Polícia de MG prende 17 pessoas acusadas de participar de orgia com menores

Rayder Bragon
Especial para o UOL Notícias
Em Belo Horizonte

A Polícia Militar de Minas Gerais prendeu dezessete pessoas acusadas de participar de uma orgia sexual com adolescentes na noite deste domingo (30) em sítio localizado na cidade mineira de Mário Campos (Região Metropolitana de Belo Horizonte). Foram apreendidos 6 garotas e 1 rapaz com idades entre 13 e 16 anos.
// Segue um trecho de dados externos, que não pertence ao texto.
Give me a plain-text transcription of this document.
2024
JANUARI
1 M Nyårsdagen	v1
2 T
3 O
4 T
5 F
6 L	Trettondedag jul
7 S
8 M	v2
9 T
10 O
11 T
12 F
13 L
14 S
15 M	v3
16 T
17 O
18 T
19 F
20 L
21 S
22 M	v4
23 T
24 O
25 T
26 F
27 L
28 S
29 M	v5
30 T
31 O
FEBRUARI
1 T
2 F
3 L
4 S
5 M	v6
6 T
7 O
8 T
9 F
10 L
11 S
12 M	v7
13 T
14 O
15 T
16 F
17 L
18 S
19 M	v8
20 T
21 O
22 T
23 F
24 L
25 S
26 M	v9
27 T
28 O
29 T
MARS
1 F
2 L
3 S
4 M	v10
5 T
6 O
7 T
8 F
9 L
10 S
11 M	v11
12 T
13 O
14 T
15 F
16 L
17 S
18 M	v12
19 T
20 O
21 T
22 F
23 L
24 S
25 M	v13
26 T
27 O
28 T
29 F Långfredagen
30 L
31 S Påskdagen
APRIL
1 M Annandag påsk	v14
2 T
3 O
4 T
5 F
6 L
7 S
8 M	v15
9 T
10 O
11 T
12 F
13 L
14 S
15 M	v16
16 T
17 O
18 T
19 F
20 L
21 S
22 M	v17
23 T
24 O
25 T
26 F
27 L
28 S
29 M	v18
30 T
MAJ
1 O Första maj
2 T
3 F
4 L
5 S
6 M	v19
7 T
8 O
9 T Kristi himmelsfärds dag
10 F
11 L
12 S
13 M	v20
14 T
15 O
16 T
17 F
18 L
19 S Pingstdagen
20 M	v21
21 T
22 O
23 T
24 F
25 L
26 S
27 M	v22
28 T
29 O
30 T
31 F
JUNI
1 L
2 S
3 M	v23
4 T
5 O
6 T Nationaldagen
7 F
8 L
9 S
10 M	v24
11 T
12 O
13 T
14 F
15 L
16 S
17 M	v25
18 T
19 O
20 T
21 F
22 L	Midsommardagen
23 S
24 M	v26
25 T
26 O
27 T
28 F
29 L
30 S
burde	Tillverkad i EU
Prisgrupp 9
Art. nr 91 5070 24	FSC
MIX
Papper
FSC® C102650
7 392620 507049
Segundo o sargento Rômulo Vicente Papa, por meio de denuncia anônima, policiais da cidade chegaram ao local a tempo de flagrar alguns dos adolescentes ainda seminus. "Quando chegamos, várias pessoas começaram a correr e algumas conseguiram fugir", disse Papa, que não conseguiu precisar a quantidade de pessoas que estavam participando da festa.

No local, foram encontrados papelotes de cocaína, buchas de maconha, pedras de crack e preservativos utilizados, além de um colete da Polícia Civil de Minas Gerais. O policial revelou que o denunciante informou que há pelo menos dois meses são constantes festas neste sítio, localizado no bairro Funil.

Conforme relato do sargento, o proprietário do local se chama Tiago Rezende Laudares. Ele teria alegado aos policiais que é usuário de drogas e que organizou a festa com a finalidade de promover o consumo de entorpecentes, além de sexo com os menores.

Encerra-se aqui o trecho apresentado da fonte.